In [5]:
import pandas as pd
from surprise import Dataset, Reader, SVD, accuracy
from surprise.model_selection import train_test_split
from surprise import NMF

In [6]:
# Load data from files
ratings_df = pd.read_csv('ratings.csv')
movies_df = pd.read_csv('movies.csv')

In [9]:
# Define a Reader object for the Surprise library
reader = Reader(rating_scale=(0.5, 5.0))

# Load data into Surprise format
data = Dataset.load_from_df(ratings_df[['userId', 'movieId', 'rating']], reader)
data

<surprise.dataset.DatasetAutoFolds at 0x128565fd0>

In [10]:
# Split the data into training and test sets
trainset, testset = train_test_split(data, test_size=0.25)

In [11]:
# Build and train the model using Singular Value Decomposition (SVD)
model = SVD()
model.fit(trainset)

# Predict ratings for the test set
predictions = model.test(testset)

# Compute and print RMSE
accuracy.rmse(predictions)

# Build the full trainset and train the model on it
trainset = data.build_full_trainset()
model.fit(trainset)

RMSE: 0.8772


<surprise.prediction_algorithms.matrix_factorization.SVD at 0x12e726650>

In [12]:
# Function to get movie recommendations for a user
def get_top_n_recommendations(predictions, n=10):
    top_n = {}
    for uid, iid, true_r, est, _ in predictions:
        if not top_n.get(uid):
            top_n[uid] = []
        top_n[uid].append((iid, est))
    
    for uid, user_ratings in top_n.items():
        user_ratings.sort(key=lambda x: x[1], reverse=True)
        top_n[uid] = user_ratings[:n]
    
    return top_n

In [13]:
# Get top 10 recommendations for each user
top_n_recommendations = get_top_n_recommendations(predictions, n=10)

In [14]:
# Print recommendations
for user_id, recommendations in top_n_recommendations.items():
    print(f"User {user_id} recommendations:")
    for movie_id, rating in recommendations:
        movie_title = movies_df[movies_df['movieId'] == movie_id]['title'].values[0]
        print(f"  {movie_title} (Estimated rating: {rating:.2f})")



User 391 recommendations:
  Election (1999) (Estimated rating: 4.58)
  Blood Simple (1984) (Estimated rating: 4.48)
  Monty Python and the Holy Grail (1975) (Estimated rating: 4.33)
  Dr.

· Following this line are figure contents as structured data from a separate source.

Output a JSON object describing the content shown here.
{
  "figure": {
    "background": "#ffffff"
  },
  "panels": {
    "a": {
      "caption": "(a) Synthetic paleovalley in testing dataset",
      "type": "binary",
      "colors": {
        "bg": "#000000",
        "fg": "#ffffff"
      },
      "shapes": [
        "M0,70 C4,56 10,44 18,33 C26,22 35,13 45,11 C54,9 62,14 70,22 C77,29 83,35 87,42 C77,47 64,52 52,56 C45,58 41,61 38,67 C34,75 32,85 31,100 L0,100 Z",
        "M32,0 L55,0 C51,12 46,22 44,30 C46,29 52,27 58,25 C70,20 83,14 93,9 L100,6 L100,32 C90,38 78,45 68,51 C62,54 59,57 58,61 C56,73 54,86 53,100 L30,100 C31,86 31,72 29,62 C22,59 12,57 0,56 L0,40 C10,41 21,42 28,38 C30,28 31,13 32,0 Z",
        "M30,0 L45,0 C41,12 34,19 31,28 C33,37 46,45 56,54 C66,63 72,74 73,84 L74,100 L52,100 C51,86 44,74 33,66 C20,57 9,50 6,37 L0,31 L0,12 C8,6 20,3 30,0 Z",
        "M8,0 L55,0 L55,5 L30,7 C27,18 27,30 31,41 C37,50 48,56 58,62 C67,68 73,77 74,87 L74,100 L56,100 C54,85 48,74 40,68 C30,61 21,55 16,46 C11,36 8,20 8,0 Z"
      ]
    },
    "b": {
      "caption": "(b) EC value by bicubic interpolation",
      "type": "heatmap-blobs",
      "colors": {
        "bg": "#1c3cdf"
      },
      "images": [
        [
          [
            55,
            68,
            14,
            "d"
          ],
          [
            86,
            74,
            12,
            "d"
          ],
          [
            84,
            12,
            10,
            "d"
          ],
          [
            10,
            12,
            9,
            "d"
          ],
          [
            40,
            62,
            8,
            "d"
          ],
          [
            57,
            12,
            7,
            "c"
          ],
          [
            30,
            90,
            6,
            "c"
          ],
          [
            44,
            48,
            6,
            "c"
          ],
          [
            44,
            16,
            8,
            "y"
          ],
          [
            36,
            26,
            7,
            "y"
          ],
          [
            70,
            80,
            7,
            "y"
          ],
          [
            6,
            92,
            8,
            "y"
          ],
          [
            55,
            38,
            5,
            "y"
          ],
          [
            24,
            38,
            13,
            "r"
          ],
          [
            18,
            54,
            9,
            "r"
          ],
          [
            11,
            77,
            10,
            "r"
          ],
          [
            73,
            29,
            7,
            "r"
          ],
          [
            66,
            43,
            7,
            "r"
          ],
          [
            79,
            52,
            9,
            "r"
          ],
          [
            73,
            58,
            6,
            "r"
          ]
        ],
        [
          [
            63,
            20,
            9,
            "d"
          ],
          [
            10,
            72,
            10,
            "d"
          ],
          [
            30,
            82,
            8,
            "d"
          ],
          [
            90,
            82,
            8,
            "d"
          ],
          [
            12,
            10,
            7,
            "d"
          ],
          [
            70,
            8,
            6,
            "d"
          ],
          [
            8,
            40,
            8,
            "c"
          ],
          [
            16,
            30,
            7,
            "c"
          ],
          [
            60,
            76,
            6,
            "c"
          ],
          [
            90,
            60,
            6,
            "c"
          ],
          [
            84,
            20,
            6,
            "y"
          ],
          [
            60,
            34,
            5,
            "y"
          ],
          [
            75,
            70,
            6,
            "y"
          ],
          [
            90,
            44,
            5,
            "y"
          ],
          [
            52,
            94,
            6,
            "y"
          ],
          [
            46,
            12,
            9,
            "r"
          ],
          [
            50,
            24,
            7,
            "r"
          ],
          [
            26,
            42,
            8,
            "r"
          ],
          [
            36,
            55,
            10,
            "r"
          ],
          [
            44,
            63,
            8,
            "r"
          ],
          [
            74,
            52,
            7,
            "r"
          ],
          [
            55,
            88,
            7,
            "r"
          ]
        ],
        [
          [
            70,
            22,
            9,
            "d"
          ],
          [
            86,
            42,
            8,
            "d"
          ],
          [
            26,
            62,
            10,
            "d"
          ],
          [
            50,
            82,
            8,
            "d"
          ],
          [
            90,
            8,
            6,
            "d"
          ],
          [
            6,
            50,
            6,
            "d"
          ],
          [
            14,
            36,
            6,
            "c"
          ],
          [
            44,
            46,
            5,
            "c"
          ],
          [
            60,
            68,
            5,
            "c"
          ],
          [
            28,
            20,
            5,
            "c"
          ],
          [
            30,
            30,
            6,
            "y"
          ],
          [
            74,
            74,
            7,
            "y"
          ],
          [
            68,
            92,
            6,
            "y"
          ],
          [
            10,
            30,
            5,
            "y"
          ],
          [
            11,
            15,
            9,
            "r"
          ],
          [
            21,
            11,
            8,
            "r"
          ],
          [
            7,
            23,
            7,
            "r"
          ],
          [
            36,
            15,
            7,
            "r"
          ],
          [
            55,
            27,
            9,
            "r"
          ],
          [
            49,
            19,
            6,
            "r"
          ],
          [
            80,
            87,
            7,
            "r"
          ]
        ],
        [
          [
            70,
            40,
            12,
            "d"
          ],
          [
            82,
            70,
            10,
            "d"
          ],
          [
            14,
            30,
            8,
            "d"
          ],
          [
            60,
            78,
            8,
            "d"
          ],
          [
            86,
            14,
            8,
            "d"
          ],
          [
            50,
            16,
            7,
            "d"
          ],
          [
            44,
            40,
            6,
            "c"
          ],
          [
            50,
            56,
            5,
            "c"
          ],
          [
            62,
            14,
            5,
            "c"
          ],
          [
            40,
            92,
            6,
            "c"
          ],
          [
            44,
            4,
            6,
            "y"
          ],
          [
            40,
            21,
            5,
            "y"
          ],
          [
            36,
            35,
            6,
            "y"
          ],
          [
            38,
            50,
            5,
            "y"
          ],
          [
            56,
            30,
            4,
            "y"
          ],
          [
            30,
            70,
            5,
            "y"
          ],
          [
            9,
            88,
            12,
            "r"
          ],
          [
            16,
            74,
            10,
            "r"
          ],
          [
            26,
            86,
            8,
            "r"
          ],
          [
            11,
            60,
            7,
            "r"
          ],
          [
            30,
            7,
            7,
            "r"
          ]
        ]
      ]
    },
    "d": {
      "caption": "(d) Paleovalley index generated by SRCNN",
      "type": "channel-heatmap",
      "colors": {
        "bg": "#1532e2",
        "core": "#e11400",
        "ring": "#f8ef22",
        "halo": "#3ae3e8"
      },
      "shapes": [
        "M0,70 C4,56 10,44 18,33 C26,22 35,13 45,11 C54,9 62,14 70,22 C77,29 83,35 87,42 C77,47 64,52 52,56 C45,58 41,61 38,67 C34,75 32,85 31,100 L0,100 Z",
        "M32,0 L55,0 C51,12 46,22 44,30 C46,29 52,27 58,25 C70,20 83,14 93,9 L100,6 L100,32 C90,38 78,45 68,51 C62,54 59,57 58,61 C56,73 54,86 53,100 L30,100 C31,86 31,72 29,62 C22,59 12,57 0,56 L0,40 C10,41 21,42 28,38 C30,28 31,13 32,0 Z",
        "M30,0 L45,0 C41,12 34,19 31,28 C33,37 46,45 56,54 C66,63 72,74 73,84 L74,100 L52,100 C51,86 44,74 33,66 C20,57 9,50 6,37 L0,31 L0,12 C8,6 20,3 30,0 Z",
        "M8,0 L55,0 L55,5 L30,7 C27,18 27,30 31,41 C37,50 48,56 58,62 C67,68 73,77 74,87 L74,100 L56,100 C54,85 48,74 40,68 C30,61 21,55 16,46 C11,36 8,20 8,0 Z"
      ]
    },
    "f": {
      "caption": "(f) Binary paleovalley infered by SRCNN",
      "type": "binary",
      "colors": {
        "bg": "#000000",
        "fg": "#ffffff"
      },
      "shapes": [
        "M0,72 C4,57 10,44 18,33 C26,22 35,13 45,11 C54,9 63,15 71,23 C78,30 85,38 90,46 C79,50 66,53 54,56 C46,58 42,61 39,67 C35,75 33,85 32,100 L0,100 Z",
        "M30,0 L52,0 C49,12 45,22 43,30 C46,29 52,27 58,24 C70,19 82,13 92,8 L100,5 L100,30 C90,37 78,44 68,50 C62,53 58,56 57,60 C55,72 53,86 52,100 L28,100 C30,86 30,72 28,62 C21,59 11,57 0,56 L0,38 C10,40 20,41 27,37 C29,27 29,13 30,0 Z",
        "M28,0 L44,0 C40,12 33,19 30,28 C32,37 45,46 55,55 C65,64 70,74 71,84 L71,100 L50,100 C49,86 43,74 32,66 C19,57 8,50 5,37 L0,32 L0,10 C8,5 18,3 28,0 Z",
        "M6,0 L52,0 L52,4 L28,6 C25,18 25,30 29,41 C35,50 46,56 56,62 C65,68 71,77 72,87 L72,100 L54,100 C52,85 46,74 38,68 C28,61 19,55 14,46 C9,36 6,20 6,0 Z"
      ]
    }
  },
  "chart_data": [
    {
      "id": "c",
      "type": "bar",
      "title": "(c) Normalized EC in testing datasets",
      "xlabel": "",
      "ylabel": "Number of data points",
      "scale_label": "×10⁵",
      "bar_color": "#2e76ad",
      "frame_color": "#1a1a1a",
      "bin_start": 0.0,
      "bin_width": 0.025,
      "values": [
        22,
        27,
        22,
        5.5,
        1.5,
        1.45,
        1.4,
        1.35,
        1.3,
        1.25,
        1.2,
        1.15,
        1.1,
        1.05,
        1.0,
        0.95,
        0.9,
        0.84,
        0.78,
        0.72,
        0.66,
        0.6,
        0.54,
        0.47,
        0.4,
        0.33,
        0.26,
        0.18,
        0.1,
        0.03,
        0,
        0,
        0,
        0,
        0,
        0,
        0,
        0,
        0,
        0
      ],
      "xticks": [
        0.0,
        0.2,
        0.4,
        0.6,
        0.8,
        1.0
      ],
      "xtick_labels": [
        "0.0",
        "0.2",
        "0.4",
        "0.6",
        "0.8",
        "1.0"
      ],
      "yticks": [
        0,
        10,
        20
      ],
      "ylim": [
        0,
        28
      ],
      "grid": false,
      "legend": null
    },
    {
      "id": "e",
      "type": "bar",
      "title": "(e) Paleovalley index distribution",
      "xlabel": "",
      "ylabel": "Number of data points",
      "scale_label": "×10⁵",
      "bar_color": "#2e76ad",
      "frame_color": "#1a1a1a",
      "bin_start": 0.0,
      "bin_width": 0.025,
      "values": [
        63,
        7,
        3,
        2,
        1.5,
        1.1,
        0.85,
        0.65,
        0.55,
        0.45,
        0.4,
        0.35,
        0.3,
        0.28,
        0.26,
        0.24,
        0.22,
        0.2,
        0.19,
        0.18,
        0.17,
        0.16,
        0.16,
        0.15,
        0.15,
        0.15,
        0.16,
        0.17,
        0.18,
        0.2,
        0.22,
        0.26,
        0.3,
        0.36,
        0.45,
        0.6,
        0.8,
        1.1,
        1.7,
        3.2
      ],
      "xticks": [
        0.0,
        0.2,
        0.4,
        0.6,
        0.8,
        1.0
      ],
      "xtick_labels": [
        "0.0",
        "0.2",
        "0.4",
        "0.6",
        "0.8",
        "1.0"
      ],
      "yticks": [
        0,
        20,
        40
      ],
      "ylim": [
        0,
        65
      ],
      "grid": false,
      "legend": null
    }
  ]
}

Strangelove or: How I Learned to Stop Worrying and Love the Bomb (1964) (Estimated rating: 4.26)
  Shawshank Redemption, The (1994) (Estimated rating: 4.18)
  Twelve Monkeys (a.k.a. 12 Monkeys) (1995) (Estimated rating: 4.16)
  There's Something About Mary (1998) (Estimated rating: 4.16)
  Godfather: Part II, The (1974) (Estimated rating: 4.13)
  Vertigo (1958) (Estimated rating: 4.12)
  Fantasia (1940) (Estimated rating: 4.11)
User 182 recommendations:
  Monty Python and the Holy Grail (1975) (Estimated rating: 4.49)
  Graduate, The (1967) (Estimated rating: 4.45)
  To Kill a Mockingbird (1962) (Estimated rating: 4.35)
  Kelly's Heroes (1970) (Estimated rating: 4.33)
  Goodfellas (1990) (Estimated rating: 4.32)
  Twelve Monkeys (a.k.a. 12 Monkeys) (1995) (Estimated rating: 4.31)
  Citizen Kane (1941)

In [15]:
print("Evaluation on test set:")
print(f"RMSE: {accuracy.rmse(predictions)}")
print(f"MAE: {accuracy.mae(predictions)}")


Evaluation on test set:
RMSE: 0.8772
RMSE: 0.8772065034436716
MAE:  0.6747
MAE: 0.6747145229576447